During a segment on his show, the host said the Secret Service deleted “the most important text messages in their history” and suggested the agency’s director James Murray could be behind the unprecedented action while accusing him of being a “Trump guy.”
The host quoted an NBC News report that stated the Secret Service had been told at least three times to preserve text messages and communications on the agency’s phones, citing a senior Secret Service official.
“The senior Secret Service official said it was James Murray’s responsibility to make sure all Secret Service texts sent and received on January 6 were preserved. And he did not do that,” O’Donnell said.
Murray was appointed to lead the Secret Service by Trump in April 2019.

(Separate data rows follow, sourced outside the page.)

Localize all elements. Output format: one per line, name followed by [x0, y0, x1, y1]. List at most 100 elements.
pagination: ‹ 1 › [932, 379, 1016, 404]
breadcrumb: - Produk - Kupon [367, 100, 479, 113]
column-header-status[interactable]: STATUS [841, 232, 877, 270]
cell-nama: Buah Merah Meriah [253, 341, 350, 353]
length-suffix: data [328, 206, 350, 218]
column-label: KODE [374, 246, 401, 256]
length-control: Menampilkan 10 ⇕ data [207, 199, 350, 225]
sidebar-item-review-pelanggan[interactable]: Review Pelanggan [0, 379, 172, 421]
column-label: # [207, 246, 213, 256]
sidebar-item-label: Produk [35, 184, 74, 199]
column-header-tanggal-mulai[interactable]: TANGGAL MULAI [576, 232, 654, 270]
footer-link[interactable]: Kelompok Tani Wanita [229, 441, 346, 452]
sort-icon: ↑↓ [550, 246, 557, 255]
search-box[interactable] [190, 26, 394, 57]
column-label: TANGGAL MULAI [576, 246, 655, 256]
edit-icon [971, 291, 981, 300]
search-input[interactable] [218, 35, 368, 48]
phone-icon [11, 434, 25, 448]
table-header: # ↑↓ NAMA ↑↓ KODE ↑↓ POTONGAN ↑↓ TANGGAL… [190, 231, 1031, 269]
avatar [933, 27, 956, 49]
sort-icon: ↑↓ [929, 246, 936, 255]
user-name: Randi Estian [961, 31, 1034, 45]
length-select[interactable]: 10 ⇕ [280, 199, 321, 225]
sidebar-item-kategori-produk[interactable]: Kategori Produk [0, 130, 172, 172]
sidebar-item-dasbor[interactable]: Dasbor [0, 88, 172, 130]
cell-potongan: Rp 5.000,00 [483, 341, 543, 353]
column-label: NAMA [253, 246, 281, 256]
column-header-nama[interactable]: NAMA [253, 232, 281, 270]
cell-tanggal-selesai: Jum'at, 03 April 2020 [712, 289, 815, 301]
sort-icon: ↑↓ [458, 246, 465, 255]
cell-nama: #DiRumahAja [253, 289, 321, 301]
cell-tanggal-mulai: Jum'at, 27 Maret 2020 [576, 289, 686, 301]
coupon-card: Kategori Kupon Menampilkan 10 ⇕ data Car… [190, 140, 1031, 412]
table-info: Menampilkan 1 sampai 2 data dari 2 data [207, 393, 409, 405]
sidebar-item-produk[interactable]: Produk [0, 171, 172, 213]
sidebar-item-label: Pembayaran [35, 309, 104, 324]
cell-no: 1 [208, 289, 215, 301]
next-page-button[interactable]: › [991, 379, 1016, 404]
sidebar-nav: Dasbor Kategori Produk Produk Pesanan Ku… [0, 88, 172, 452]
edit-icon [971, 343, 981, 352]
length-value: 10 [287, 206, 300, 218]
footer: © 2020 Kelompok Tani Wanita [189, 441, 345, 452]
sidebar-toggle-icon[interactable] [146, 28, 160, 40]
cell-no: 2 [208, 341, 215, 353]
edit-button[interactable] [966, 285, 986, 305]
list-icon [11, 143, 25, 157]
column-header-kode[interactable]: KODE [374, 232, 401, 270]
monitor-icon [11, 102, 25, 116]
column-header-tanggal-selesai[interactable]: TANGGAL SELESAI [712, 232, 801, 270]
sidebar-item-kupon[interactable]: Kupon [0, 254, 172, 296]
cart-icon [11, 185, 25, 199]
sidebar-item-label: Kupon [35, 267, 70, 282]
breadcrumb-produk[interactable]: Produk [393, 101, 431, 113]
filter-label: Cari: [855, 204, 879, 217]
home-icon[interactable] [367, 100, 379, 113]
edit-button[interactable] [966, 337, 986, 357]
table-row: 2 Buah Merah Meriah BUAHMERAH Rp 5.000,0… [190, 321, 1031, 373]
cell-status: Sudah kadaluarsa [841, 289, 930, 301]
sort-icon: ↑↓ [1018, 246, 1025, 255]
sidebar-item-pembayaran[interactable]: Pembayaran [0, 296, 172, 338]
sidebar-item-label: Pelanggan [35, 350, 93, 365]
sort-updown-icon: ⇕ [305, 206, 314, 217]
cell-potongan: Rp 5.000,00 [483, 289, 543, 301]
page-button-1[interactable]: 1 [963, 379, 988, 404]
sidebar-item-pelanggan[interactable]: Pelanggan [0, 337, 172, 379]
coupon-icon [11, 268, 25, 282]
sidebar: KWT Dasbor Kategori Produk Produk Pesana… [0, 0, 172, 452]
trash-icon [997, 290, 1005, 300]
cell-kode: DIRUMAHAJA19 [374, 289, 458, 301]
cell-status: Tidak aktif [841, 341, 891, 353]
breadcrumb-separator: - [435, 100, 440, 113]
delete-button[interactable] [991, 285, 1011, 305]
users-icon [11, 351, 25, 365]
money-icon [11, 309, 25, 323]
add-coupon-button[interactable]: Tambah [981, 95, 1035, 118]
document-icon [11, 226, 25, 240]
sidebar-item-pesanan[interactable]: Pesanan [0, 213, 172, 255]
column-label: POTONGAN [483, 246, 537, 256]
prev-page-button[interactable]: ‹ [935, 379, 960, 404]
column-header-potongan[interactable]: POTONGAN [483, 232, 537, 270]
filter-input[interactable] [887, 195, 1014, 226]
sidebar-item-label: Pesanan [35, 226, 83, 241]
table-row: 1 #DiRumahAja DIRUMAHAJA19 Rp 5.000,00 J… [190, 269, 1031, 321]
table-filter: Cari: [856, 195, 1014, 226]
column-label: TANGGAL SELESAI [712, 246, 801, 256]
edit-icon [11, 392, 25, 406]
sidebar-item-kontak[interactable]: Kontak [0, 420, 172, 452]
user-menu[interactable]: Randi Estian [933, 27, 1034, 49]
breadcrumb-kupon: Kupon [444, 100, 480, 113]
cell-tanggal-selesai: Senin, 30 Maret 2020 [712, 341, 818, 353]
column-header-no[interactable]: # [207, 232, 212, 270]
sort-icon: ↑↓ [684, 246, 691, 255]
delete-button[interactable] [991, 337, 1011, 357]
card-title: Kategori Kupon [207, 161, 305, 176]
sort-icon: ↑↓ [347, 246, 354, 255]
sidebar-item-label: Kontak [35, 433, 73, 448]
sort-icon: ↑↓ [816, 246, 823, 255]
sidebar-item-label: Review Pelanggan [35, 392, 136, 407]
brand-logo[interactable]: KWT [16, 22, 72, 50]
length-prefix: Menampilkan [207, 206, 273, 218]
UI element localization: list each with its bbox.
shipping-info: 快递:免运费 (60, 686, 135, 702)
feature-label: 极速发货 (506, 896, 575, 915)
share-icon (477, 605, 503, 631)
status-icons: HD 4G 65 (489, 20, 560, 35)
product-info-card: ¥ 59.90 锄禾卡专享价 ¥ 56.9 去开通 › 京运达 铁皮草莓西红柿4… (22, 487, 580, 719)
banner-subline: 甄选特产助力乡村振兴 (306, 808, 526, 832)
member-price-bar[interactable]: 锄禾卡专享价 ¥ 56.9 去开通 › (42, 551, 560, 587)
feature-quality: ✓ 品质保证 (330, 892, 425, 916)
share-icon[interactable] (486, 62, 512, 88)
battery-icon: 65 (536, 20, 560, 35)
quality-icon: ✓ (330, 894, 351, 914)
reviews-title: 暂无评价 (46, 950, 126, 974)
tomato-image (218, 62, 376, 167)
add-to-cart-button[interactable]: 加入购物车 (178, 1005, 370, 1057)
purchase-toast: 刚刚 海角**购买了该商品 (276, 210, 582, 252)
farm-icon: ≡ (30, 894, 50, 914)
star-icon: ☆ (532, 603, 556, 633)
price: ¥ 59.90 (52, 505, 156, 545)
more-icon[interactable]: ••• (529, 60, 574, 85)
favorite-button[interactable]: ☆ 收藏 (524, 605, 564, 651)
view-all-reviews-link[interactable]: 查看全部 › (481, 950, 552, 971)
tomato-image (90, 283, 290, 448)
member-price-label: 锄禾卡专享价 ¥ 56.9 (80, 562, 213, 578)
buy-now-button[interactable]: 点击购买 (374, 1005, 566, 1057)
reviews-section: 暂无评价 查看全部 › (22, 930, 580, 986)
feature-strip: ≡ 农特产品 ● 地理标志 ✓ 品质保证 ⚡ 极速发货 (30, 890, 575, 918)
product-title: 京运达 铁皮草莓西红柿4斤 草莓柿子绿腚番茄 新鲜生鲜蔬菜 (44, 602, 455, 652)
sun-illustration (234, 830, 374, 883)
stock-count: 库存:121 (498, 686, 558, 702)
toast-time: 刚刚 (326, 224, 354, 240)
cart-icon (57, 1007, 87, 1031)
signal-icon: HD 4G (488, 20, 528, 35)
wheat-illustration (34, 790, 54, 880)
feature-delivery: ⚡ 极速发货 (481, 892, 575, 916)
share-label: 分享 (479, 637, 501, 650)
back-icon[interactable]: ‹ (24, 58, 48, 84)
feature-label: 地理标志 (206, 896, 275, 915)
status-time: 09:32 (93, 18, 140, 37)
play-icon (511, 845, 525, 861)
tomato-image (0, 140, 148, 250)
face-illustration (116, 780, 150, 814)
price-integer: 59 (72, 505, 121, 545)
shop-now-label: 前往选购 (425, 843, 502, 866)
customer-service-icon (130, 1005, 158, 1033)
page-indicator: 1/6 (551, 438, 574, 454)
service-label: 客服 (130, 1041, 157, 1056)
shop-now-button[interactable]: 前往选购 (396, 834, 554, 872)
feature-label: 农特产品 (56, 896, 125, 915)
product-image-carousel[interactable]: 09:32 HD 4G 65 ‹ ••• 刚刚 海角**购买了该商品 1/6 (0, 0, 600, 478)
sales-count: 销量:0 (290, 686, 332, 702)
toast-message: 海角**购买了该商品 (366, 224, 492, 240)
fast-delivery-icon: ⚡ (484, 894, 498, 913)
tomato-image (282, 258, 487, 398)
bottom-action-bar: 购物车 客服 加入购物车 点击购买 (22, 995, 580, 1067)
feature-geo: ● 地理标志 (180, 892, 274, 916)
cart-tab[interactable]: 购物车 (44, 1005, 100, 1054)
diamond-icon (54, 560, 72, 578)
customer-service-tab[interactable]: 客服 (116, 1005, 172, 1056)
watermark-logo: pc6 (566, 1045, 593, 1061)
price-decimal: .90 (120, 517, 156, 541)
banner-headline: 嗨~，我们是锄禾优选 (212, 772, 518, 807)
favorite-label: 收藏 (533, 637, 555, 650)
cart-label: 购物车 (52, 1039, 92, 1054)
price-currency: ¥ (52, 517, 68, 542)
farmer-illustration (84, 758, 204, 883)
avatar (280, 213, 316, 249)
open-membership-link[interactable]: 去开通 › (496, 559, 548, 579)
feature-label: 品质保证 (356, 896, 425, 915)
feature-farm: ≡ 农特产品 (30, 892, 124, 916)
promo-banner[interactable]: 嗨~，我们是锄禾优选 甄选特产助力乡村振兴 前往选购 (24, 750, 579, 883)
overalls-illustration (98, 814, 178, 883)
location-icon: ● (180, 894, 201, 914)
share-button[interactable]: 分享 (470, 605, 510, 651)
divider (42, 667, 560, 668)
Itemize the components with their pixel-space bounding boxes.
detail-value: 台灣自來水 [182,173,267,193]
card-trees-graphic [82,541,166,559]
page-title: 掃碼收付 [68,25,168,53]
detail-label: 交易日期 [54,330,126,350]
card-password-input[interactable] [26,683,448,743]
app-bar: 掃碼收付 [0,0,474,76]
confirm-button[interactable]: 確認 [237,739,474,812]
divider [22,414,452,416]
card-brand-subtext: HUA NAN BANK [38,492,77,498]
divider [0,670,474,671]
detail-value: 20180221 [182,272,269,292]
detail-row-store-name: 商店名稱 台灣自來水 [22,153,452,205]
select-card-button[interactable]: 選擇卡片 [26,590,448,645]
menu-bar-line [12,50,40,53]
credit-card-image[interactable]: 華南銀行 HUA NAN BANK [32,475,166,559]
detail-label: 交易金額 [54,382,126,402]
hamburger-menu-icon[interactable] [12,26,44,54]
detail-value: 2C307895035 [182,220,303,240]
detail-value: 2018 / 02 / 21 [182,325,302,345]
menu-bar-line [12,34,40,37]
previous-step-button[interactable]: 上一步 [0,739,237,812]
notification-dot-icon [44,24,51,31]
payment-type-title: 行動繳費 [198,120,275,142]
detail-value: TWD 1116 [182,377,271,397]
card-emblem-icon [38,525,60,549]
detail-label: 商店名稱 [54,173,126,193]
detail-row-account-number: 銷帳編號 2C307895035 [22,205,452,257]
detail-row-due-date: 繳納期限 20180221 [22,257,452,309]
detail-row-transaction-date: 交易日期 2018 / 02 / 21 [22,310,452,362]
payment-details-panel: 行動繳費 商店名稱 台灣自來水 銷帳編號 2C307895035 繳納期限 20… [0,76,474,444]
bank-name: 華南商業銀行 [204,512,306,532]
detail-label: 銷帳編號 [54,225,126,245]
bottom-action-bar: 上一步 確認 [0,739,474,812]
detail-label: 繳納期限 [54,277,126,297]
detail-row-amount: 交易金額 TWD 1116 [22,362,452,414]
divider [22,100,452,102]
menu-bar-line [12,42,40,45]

“We know that Donald Trump was not going to give that job to anyone who did not clearly pledge loyalty to Donald Trump,” O’Donnell said. “So we know that James Murray is a Trump guy in every sense important to Donald Trump or Donald Trump would not have promoted him to director of the Secret Service in April of 2019.”
O’Donnell went on to ask if Murray had done “a service” for Trump by “overseeing the deletion of all the Secret Service text messages on January 6.”
The National Archives has directed the Secret Service to investigate the potential “unauthorized deletion” of text messages and issue a report in 30 days.